188.8.131.52 Measles inclusion body encephalitis (MIBE)
a rare CNS complication following acute MV infection, has been described in children and adults receiving immunosuppressive drugs and therefore is thought to chiefly affect immunocompromised hosts. The neurologic disease appears 3 to 6 months after the acute MV rash (reviewed in Dhib-Jalbut and Johnson, 1994; Johnson, 1998). As the name suggests, MIBE is characterized by inclusion bodies in both neurons and glia, with accompanying neuronal loss but an overall lack of inflammation (reviewed in Dhib-Jalbut and Johnson, 1994; Johnson, 1998; Norrby and Kristensson, 1997; Rall, 2003). Measles antigen is present in the brain, and virus has been isolated directly from the brains of affected individuals (Johnson, 1998). MIBE differs from SSPE in the absence of elevated serum and cerebrospinal fluid neutralizing antibodies (reviewed in Dhib-Jalbut and Johnson, 1994; Rima and Duprex, 2005). The disease course is relatively short, lasting from days to weeks, causing seizures, motor deficits, and stupor, often leading to coma and death (reviewed in Johnson, 1998).
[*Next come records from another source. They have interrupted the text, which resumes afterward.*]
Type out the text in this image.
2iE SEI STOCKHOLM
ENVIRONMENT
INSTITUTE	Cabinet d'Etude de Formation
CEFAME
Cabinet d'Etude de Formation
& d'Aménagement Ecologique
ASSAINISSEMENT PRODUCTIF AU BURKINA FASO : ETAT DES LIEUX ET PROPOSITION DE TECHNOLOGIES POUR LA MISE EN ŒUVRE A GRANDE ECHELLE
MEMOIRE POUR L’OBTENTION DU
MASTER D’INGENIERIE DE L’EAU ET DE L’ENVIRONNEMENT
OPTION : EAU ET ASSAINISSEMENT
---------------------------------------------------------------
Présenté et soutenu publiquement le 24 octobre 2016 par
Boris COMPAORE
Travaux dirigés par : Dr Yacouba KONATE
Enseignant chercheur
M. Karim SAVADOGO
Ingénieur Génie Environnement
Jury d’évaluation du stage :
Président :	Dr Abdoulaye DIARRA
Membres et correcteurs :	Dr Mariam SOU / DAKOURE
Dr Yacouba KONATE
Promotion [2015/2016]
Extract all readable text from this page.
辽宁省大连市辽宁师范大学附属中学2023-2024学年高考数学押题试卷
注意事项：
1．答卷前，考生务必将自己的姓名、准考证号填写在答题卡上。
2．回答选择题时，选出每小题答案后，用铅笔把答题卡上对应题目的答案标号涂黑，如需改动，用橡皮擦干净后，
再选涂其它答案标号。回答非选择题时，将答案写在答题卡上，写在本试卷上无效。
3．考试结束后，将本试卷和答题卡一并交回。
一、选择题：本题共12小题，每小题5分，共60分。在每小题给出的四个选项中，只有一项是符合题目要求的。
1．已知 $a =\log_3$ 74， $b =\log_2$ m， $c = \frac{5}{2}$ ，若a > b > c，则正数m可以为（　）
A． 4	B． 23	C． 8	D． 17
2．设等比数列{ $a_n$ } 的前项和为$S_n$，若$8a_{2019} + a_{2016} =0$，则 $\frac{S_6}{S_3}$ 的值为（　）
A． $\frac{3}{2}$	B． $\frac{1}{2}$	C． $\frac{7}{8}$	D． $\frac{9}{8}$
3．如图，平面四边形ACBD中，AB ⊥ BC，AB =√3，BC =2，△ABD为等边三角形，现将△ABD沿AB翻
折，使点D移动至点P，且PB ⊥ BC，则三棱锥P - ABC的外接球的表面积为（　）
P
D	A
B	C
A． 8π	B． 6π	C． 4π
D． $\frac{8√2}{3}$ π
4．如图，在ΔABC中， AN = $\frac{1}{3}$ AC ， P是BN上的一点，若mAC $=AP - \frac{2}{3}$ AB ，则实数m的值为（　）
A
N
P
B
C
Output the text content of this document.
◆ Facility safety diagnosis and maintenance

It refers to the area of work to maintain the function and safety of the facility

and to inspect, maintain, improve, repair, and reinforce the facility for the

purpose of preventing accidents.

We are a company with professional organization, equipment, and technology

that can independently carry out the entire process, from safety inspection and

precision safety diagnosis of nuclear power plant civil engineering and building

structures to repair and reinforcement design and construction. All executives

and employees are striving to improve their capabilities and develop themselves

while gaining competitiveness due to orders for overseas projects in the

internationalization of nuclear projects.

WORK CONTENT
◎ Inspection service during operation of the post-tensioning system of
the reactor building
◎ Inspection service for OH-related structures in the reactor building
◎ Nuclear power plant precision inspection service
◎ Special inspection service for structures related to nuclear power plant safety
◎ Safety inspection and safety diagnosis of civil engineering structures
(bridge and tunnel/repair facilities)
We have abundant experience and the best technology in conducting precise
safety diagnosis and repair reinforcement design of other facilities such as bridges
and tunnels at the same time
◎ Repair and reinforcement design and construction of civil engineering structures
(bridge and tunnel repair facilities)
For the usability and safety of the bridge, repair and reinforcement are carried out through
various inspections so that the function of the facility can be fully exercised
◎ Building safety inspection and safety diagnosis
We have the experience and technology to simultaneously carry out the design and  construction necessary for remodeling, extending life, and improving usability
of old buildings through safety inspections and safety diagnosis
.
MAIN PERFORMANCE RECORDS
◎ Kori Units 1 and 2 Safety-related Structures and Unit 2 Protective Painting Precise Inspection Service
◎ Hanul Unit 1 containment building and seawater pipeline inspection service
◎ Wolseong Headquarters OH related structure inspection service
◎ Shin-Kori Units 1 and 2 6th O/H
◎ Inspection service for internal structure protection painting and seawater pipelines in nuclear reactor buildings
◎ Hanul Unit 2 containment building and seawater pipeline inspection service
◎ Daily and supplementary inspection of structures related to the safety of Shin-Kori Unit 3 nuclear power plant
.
Importantly, despite the fact that only a small percentage of acute MV infections will go on to develop CNS complications, a few studies have detected MV RNA in various organs, including brain, upon autopsy of elderly individuals who died of nonviral and non-CNS causes (Katayama et al., 1998; Katayama et al., 1995). These findings suggest that MV may persist in the brains (and other organs) of healthy individuals, and that the frequency with which MV invades the CNS cannot be determined by summing the occurrence of the above described CNS complications.